Adjusting aggregate demand has no impact – the so-called ‘policy ineffectiveness’ postulate that allows RBC theorists to eschew government attempts to manipulate the economy in any systematic way using fiscal policy.

So it challenged the keystone of Keynesian thinking.

The ECB authors show that in one recent RBC case (a 2010 paper they cite), the ‘supply shock’ “cannot explain more than 10% of the consumption dynamics”, which is due to them ignoring the key demand component.

Similar flaws can be found in most of the major mainstream approaches to explaining business cycle dynamics.

The ECB authors consider that “any structural economic model must at least be able to generate the principal component structure of the data it is supposed to represent”, which is why the mainstream macroeconomic models fail.

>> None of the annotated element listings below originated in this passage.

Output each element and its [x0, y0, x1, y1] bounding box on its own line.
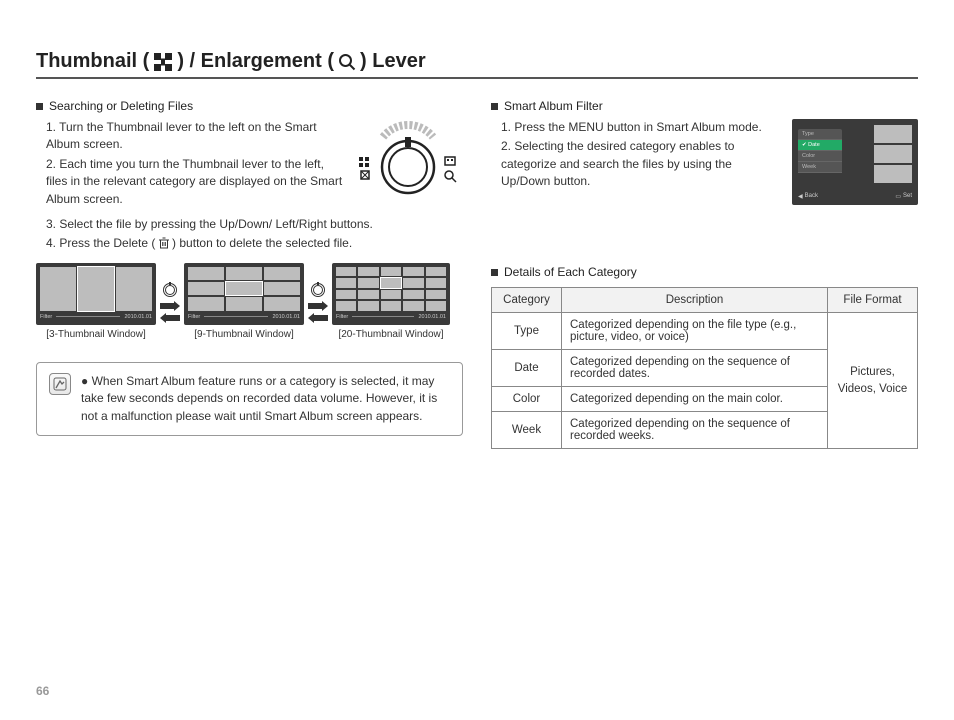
section-heading-filter: Smart Album Filter: [491, 99, 918, 113]
th-category: Category: [492, 288, 562, 313]
td-format: Pictures, Videos, Voice: [828, 313, 918, 449]
table-header-row: Category Description File Format: [492, 288, 918, 313]
two-column-layout: Searching or Deleting Files 1. Turn the …: [36, 99, 918, 449]
td-category: Type: [492, 313, 562, 350]
thumbnail-windows-strip: Filter2010.01.01 [3-Thumbnail Window] Fi…: [36, 263, 463, 340]
square-bullet-icon: [491, 103, 498, 110]
section-heading-details: Details of Each Category: [491, 265, 918, 279]
td-description: Categorized depending on the main color.: [562, 387, 828, 412]
lever-arrows: [160, 279, 180, 323]
note-callout: When Smart Album feature runs or a categ…: [36, 362, 463, 436]
category-table: Category Description File Format Type Ca…: [491, 287, 918, 449]
td-category: Week: [492, 412, 562, 449]
thumb-20-window: Filter2010.01.01 [20-Thumbnail Window]: [332, 263, 450, 340]
trash-icon: [159, 236, 169, 250]
step-item: 3. Select the file by pressing the Up/Do…: [46, 216, 463, 233]
square-bullet-icon: [36, 103, 43, 110]
th-description: Description: [562, 288, 828, 313]
filter-thumbs: [874, 125, 912, 183]
section-heading-label: Searching or Deleting Files: [49, 99, 193, 113]
filter-menu: Type ✔ Date Color Week: [798, 129, 842, 173]
left-steps-b: 3. Select the file by pressing the Up/Do…: [46, 216, 463, 253]
thumb-3-window: Filter2010.01.01 [3-Thumbnail Window]: [36, 263, 156, 340]
td-description: Categorized depending on the sequence of…: [562, 350, 828, 387]
arrow-left-icon: [160, 313, 180, 323]
table-row: Type Categorized depending on the file t…: [492, 313, 918, 350]
td-description: Categorized depending on the file type (…: [562, 313, 828, 350]
thumb-caption: [20-Thumbnail Window]: [338, 329, 443, 340]
th-format: File Format: [828, 288, 918, 313]
note-icon: [49, 373, 71, 395]
filter-bottom-bar: ◀ Back ▭ Set: [798, 191, 912, 201]
left-column: Searching or Deleting Files 1. Turn the …: [36, 99, 463, 449]
arrow-right-icon: [308, 301, 328, 311]
filter-menu-item: Week: [798, 162, 842, 173]
right-steps: 1. Press the MENU button in Smart Album …: [491, 119, 782, 199]
square-bullet-icon: [491, 269, 498, 276]
right-upper-row: 1. Press the MENU button in Smart Album …: [491, 119, 918, 205]
title-mid: ) / Enlargement (: [177, 50, 334, 73]
right-column: Smart Album Filter 1. Press the MENU but…: [491, 99, 918, 449]
td-category: Date: [492, 350, 562, 387]
thumb-9-window: Filter2010.01.01 [9-Thumbnail Window]: [184, 263, 304, 340]
page-title: Thumbnail ( ) / Enlargement ( ) Lever: [36, 50, 918, 79]
section-heading-label: Details of Each Category: [504, 265, 637, 279]
td-category: Color: [492, 387, 562, 412]
step-item: 1. Press the MENU button in Smart Album …: [501, 119, 782, 136]
page-number: 66: [36, 684, 49, 698]
thumbnail-grid-icon: [153, 52, 173, 72]
step-item: 4. Press the Delete ( ) button to delete…: [46, 235, 463, 252]
lever-dial-illustration: [353, 119, 463, 212]
arrow-left-icon: [308, 313, 328, 323]
td-description: Categorized depending on the sequence of…: [562, 412, 828, 449]
step-item: 1. Turn the Thumbnail lever to the left …: [46, 119, 345, 154]
lever-arrows: [308, 279, 328, 323]
magnify-icon: [338, 53, 356, 71]
filter-menu-item-selected: ✔ Date: [798, 140, 842, 151]
arrow-right-icon: [160, 301, 180, 311]
filter-menu-item: Type: [798, 129, 842, 140]
left-steps-a: 1. Turn the Thumbnail lever to the left …: [36, 119, 345, 216]
title-suffix: ) Lever: [360, 50, 426, 73]
title-prefix: Thumbnail (: [36, 50, 149, 73]
section-heading-label: Smart Album Filter: [504, 99, 603, 113]
step-item: 2. Selecting the desired category enable…: [501, 138, 782, 190]
set-label: ▭ Set: [895, 193, 912, 200]
back-label: ◀ Back: [798, 193, 818, 200]
section-heading-search: Searching or Deleting Files: [36, 99, 463, 113]
step-item: 2. Each time you turn the Thumbnail leve…: [46, 156, 345, 208]
thumb-caption: [9-Thumbnail Window]: [194, 329, 293, 340]
filter-menu-item: Color: [798, 151, 842, 162]
left-upper-row: 1. Turn the Thumbnail lever to the left …: [36, 119, 463, 216]
filter-screenshot: Type ✔ Date Color Week ◀ Back ▭ Set: [792, 119, 918, 205]
note-text: When Smart Album feature runs or a categ…: [81, 373, 450, 425]
thumb-caption: [3-Thumbnail Window]: [46, 329, 145, 340]
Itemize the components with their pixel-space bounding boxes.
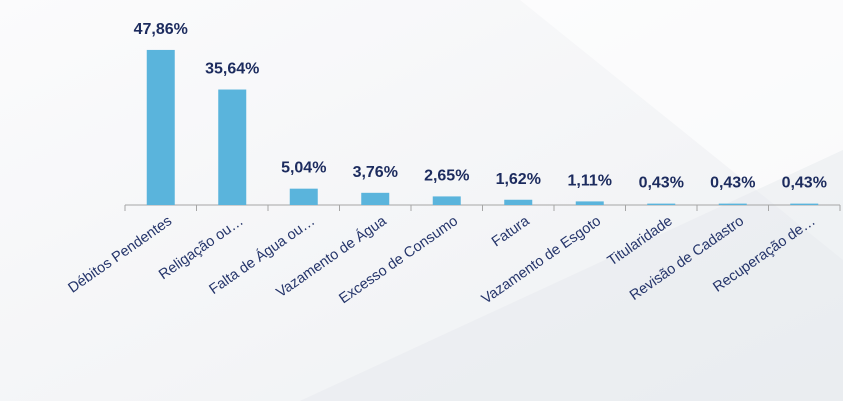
value-label: 0,43% bbox=[639, 175, 684, 192]
value-label: 3,76% bbox=[353, 164, 398, 181]
value-label: 0,43% bbox=[782, 175, 827, 192]
bar bbox=[575, 201, 604, 205]
bar bbox=[361, 192, 390, 205]
value-label: 2,65% bbox=[424, 167, 469, 184]
bar bbox=[647, 203, 676, 205]
bar bbox=[718, 203, 747, 205]
value-label: 47,86% bbox=[134, 21, 188, 38]
value-label: 1,11% bbox=[568, 172, 612, 189]
value-label: 0,43% bbox=[710, 175, 755, 192]
value-label: 35,64% bbox=[205, 61, 259, 78]
bar bbox=[432, 196, 461, 205]
value-label: 5,04% bbox=[281, 160, 326, 177]
bar bbox=[790, 203, 819, 205]
bar bbox=[146, 49, 175, 206]
value-label: 1,62% bbox=[496, 171, 541, 188]
bar bbox=[289, 188, 318, 205]
bar bbox=[504, 199, 533, 205]
bar bbox=[218, 89, 247, 205]
background-shape bbox=[300, 150, 843, 401]
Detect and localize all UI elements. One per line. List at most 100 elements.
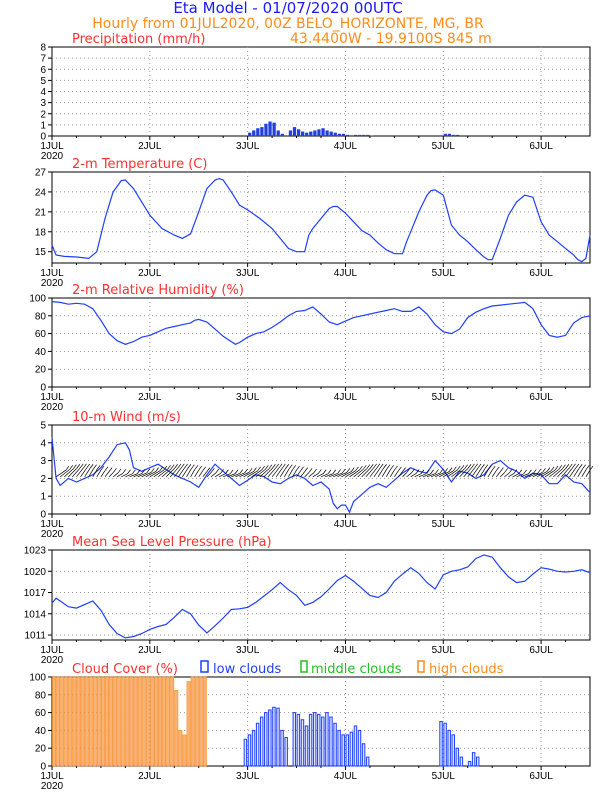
- wind-barb: [312, 473, 319, 478]
- precip-bar: [288, 130, 293, 136]
- wind-barb: [561, 467, 570, 478]
- wind-barb-flag: [332, 469, 337, 474]
- wind-barb: [157, 469, 168, 478]
- low-clouds-bar: [365, 756, 370, 767]
- low-clouds-bar: [317, 713, 321, 767]
- wind-barb: [447, 469, 458, 478]
- rh-ytick-label: 60: [35, 329, 47, 340]
- wind-barb-flag: [542, 468, 546, 473]
- wind-barb: [324, 473, 333, 478]
- wind-barb: [165, 467, 175, 478]
- precip-bar: [280, 133, 284, 136]
- wind-barb-flag: [439, 468, 444, 474]
- wind-barb: [178, 467, 185, 478]
- wind-barb: [198, 470, 204, 478]
- wind-barb-flag: [460, 465, 465, 470]
- wind-xtick-label: 6JUL: [529, 519, 553, 530]
- wind-barb: [186, 468, 192, 478]
- wind-barb: [125, 473, 133, 478]
- wind-barb-flag: [379, 463, 384, 469]
- wind-barb: [275, 467, 283, 478]
- wind-barb-flag: [86, 463, 91, 469]
- wind-barb: [63, 468, 74, 478]
- wind-barb: [365, 467, 374, 478]
- high-clouds-bar: [145, 676, 150, 767]
- cloud-xtick-label: 3JUL: [236, 771, 260, 782]
- wind-barb: [532, 472, 543, 478]
- high-clouds-bar: [109, 676, 114, 767]
- wind-barb: [414, 473, 422, 478]
- high-clouds-bar: [68, 676, 73, 767]
- wind-barb: [96, 469, 102, 478]
- wind-barb-flag: [376, 463, 381, 469]
- wind-barb-flag: [383, 464, 387, 469]
- high-clouds-bar: [80, 676, 85, 767]
- cloud-title: Cloud Cover (%): [72, 662, 178, 677]
- wind-barb-flag: [474, 463, 479, 469]
- high-clouds-bar: [133, 676, 138, 767]
- wind-series-line: [51, 437, 591, 514]
- wind-barb: [304, 472, 310, 478]
- wind-xtick-label: 5JUL: [432, 519, 456, 530]
- wind-barb-flag: [285, 464, 290, 469]
- rh-title: 2-m Relative Humidity (%): [72, 283, 244, 298]
- precip-xtick-label: 3JUL: [236, 141, 260, 152]
- temp-ytick-label: 24: [35, 187, 47, 198]
- wind-barb-flag: [565, 464, 570, 469]
- wind-barb-flag: [170, 464, 175, 469]
- wind-barb: [55, 469, 67, 478]
- low-clouds-bar: [345, 734, 350, 767]
- wind-barb: [389, 469, 395, 478]
- temp-xtick-label: 1JUL: [40, 268, 64, 279]
- wind-barb: [353, 469, 364, 478]
- wind-barb-flag: [504, 468, 509, 473]
- wind-barb: [271, 467, 280, 478]
- high-clouds-bar: [149, 676, 154, 767]
- wind-barb-flag: [268, 464, 273, 469]
- wind-barb-flag: [304, 467, 309, 472]
- wind-barb-flag: [239, 469, 244, 474]
- wind-barb-flag: [141, 469, 146, 474]
- wind-barb: [439, 471, 450, 478]
- high-clouds-bar: [178, 730, 183, 767]
- wind-barb-flag: [550, 466, 555, 472]
- low-clouds-bar: [443, 722, 447, 767]
- low-clouds-bar: [357, 729, 362, 767]
- temp-xtick-label: 3JUL: [236, 268, 260, 279]
- high-clouds-bar: [129, 676, 134, 767]
- mslp-xtick-year: 2020: [41, 655, 64, 666]
- wind-barb: [443, 470, 454, 478]
- wind-barb: [161, 468, 172, 478]
- low-clouds-bar: [451, 734, 455, 767]
- temperature-panel: 15 18 21 24 27 1JUL2020 2JUL 3JUL 4JUL 5JUL 6JUL 2-…: [35, 157, 591, 289]
- precip-bar: [248, 132, 252, 136]
- high-clouds-bar: [121, 676, 126, 767]
- wind-barb: [516, 473, 524, 478]
- wind-barb: [455, 468, 465, 478]
- wind-barb: [406, 472, 412, 478]
- precip-ytick-label: 2: [40, 109, 46, 120]
- precip-title: Precipitation (mm/h): [72, 32, 205, 47]
- wind-barb-flag: [355, 466, 359, 472]
- wind-barb-flag: [327, 469, 332, 475]
- precip-bar: [309, 131, 313, 136]
- mslp-ytick-label: 1014: [24, 609, 47, 620]
- wind-barb-flag: [261, 465, 265, 471]
- wind-ytick-label: 0: [40, 510, 46, 521]
- wind-barb: [153, 469, 164, 478]
- wind-barb-flag: [300, 466, 304, 472]
- precip-bar: [341, 133, 346, 136]
- precip-xtick-year: 2020: [41, 151, 64, 162]
- wind-barb: [475, 468, 482, 478]
- wind-barb: [557, 467, 567, 478]
- middle-clouds-legend-swatch: [300, 660, 308, 673]
- wind-barb: [361, 467, 371, 478]
- wind-barb: [504, 472, 510, 478]
- location-coords: 43.4400W - 19.9100S 845 m: [290, 31, 492, 47]
- wind-barb-flag: [471, 463, 475, 469]
- wind-barb: [72, 467, 81, 478]
- wind-barb: [210, 472, 217, 478]
- precip-bar: [292, 127, 297, 136]
- precip-bar: [370, 135, 374, 136]
- precip-bar: [455, 134, 460, 136]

They argue that many mainstream models capture, say, the dynamics of perhaps one or two of the aggregate variables, but fail badly to capture the dynamics of other variables.

In other words, they have been unable to fully embrace what is going on in the economy in general.

The other important result is that:

the analysis of both real variables and inflation reveals their tight co-movement — often doubted in the literature …

Thus real output and inflation move together as a result of demand dynamics.

In technical terms, this means that the vast majority of macroeconomic models (such as NIGEM, above) which exploit what is known as the ‘classical dichotomy’ – that money is neutral in the long-run, which is determined purely by supply-side forcesare misspecified and fail to appreciate these robust co-movements between real and monetary aggregates.

Which means that when a New Keynesian starts waxing lyrical about the ineffectiveness of fiscal policy in determining long run trajectories for the economy, you should turn the volume down or turn the page.